Valberto José
Jornalista, habilitado pelo curso de Comunicação Social da Universidade Regional do Nordeste (URNE), hoje UEPB. Colunista esportivo da Gazeta do Sertão e d’A Palavra, passou pelo Diário da Borborema e Jornal da Paraíba; foi comerciante do setor de carnes, fazendo uma pausa de 18 anos no jornalismo.
Parceria bilateral
Publicado em 6 de dezembro de 2023Mesa pra mim no salão do bar só com convidado especial, a exemplo do amigo Jurandy, que vem de São Paulo
Bem antes de ‘O Bodão Bar’ surgir na gastronomia campinense, vez por outra eu amenizava a secura etílica n’O Caveirão. Antes que ‘O Bodão’ se tornasse realidade repentina, o fundador já era meu fornecedor de carne de caprinos e ovinos. A abertura do bar especializado é que transformou a parceria unilateral numa bilateralidade aconchegante, embora logo logo o fornecimento fosse cortado, por força da mudança de ramo.
O ‘Caveirão’, bar e mercearia, foi pioneiro em instalação comercial na pequena e esquisita rua do chamado cemitério do Cruzeiro, a Otávio Amorim, após estágio anônimo na Almirante, quase em frente à casa de meus pais. Toinho Caveirão, o dono, cismou em vender o prédio e o ponto, e voltar de onde viera, a zona rural. Lico, magarefe e comerciante de criação, ofício que herdou do pai, adquiriu os dois.

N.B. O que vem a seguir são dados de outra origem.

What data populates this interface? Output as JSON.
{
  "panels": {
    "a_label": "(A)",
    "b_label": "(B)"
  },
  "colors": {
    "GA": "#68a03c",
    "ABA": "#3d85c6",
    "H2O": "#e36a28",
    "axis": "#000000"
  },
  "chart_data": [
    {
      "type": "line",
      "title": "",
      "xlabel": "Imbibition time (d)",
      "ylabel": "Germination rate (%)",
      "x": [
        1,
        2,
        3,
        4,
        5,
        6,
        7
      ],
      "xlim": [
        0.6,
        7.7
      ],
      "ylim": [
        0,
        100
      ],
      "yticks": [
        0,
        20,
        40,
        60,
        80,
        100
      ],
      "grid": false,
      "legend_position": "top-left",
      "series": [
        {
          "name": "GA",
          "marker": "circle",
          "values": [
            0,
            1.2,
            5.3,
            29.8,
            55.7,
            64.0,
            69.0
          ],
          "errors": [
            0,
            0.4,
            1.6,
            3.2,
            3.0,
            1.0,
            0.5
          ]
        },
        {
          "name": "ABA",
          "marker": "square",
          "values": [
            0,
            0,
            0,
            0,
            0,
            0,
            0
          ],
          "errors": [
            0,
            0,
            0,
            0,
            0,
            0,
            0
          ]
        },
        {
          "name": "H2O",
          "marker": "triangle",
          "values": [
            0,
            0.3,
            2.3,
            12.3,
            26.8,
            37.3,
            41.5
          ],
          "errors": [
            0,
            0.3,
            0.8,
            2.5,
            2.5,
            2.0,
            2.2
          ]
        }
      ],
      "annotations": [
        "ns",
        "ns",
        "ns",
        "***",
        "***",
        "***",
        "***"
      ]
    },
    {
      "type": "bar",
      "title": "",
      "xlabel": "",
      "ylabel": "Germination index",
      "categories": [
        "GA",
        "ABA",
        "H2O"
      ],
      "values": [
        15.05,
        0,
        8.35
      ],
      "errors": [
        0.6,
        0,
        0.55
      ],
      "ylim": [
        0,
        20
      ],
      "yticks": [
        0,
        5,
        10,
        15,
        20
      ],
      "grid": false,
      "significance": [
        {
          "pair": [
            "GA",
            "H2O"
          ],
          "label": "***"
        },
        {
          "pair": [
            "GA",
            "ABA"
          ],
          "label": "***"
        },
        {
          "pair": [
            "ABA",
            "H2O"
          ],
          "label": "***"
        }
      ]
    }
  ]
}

Causou-me surpresa quando ele, ao fazer a entrega dos bodes abatidos que meu açougue venderia naquele final de semana, confirmasse que estava negociando a compra de toda estrutura de ‘O Caveirão’. Não me surpreendeu quando, meses depois, em mais uma entrega, confirmou que seria a última, e passou o fornecimento para Peba, seu cunhado.
Por mais paradoxal que pareça, a interrupção do fornecimento aumentou nossa parceria comercial, tornando-a bilateral. Lico passou a me comprar a mistura caseira da semana e alguns ingredientes para o bar. Toda segunda-feira, dia de folga do estabelecimento, chegava ele e sua Marizélia no nosso açougue, constituindo-se, na maioria das vezes, os primeiros clientes do dia.
Na quinta-feira, retribuía-lhes a visita, tomando as três doses de costume, tirando o gosto com pedaços de bode assado ou da linguiça feita da especialidade da casa; tinha que ter um pedaço do rim da carne guisada, escolhida com gentileza pela chef, quando eu mesmo não escolhia.
Isso mesmo! Ficava ziguezagueando entre a cozinha e a parte interna do balcão, servindo minhas doses, conversando com os funcionários e os donos, e até clientes conhecidos. Somente em companhia familiar ou de algum convidado especial em almoço é que nos serviam na mesa.
A liberdade que eu tinha lá, meu amigo Lico tinha cá. No meu comércio, um “bom dia” era chave de licença para que ele abrisse a porta de acesso interno e contornava o balcão. Ficávamos conversando, enquanto ele corria os vidros, abrindo o expositor, e escolhia a peça de carne que lhe agradasse, passando para o funcionário ou eu fatiá-la; às vezes até ele mesmo riscava as fatias.
No verão, Lico e Marizelia sempre acenavam com um convite para o desfrute de uns dias no “apê” familiar em Jacumã. Preso ao comércio diário, fomos algumas vezes e vivenciamos momentos agradáveis. Fomos parceiros e somos amigos. A parceria acabou quando, há quase cinco anos, resolvi fechar a loja.
Ainda este ano, o casal repassou o negócio para o genro, a quem devo uma visita. Se com Lico os clientes o chamavam de Bodão, com o genro, imagino, chegam e tascam um “bom dia, Bodinho”.